Das Rad an sich ist recht schwer und dazu kommt natürlich auch noch das Gewicht der „Equipage“, das manchmal nicht ganz unerheblich ist. Um so ein Rad zu steuern, muss so manches gut eingeübt sein: „Kommandos wie zum Beispiel ‚Fuß runter‘ müssen rechtzeitig gegeben werden, und dies bedingt natürlich auch, dass Piloten und Kopiloten sehr gut aufeinander abgestimmt sind“, führt Franck Kermoal weiter aus.

Vereinsinterne Ausbildung

Um dies zu gewährleisten, müssen die Piloten eine vereinsinterne Ausbildung absolvieren. „Natürlich eignet sich nicht jeder Radfahrer als Pilot. Es geht darum, effektiv miteinander zu kommunizieren, rechtzeitig mitzuteilen, wenn man anhalten soll, eine Steigung kommt oder plötzlich ein Hindernis auftaucht. Für einen Sehenden ist es oft schwierig, sich vorzustellen, dass man nichts oder kaum etwas erkennen kann. Wer blind bzw. sehbehindert ist, braucht bei manchen Dingen Hilfe. Das kann auch spaßig sein“, erklärt Lex Schroeder, Vizepräsident des Vereins. Dafür bekomme er eine Menge zurück. „Halbwegs gesunde Menschen jammern, während Blinde eine unheimliche Lebensfreude ausstrahlen“, führt er weiter aus.

Die Touren sind an sich eine aufwendige Angelegenheit. Jede Ausfahrt muss sorgfältig vorbereitet werden. Nicht nur die Tandemfahrer sind dabei, sondern auch ein Begleittross aus mehreren Radlern, die vorfahren, den Weg auskundschaften, mögliche Hindernisse rechtzeitig melden, Straßenüberquerungen sichern usw.

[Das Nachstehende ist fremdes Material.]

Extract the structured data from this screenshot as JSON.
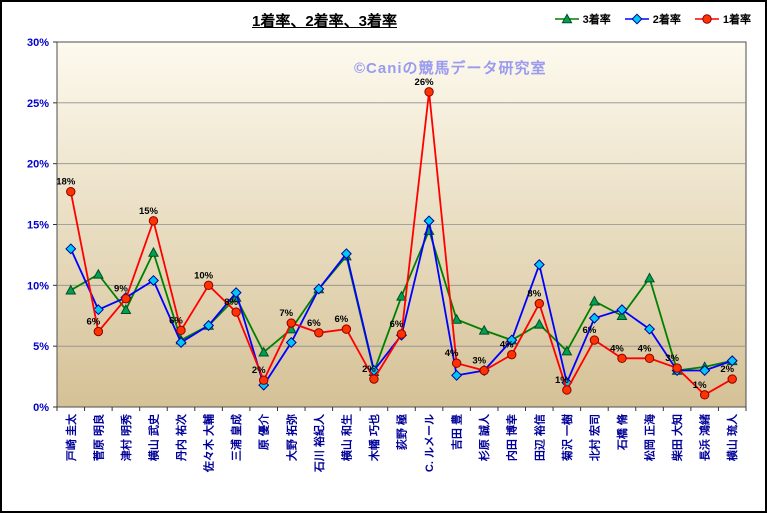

160 Mitglieder und 24 Piloten zählt der Verein mittlerweile. Finanziert wird er über Spenden und Mitgliederbeiträge. Der Fuhrpark besteht zurzeit aus neun Tandems. Diese müssen natürlich auch regelmäßig gewartet werden, um die Touren durchzuhalten. Dies geschieht derzeit in einer angemieteten Garage in Bettemburg. Leider konnte bis heute keine Gemeinde im Land gefunden werden, die passende Räumlichkeiten zur Verfügung stellen würde, um auch in Winterzeiten trainieren zu können.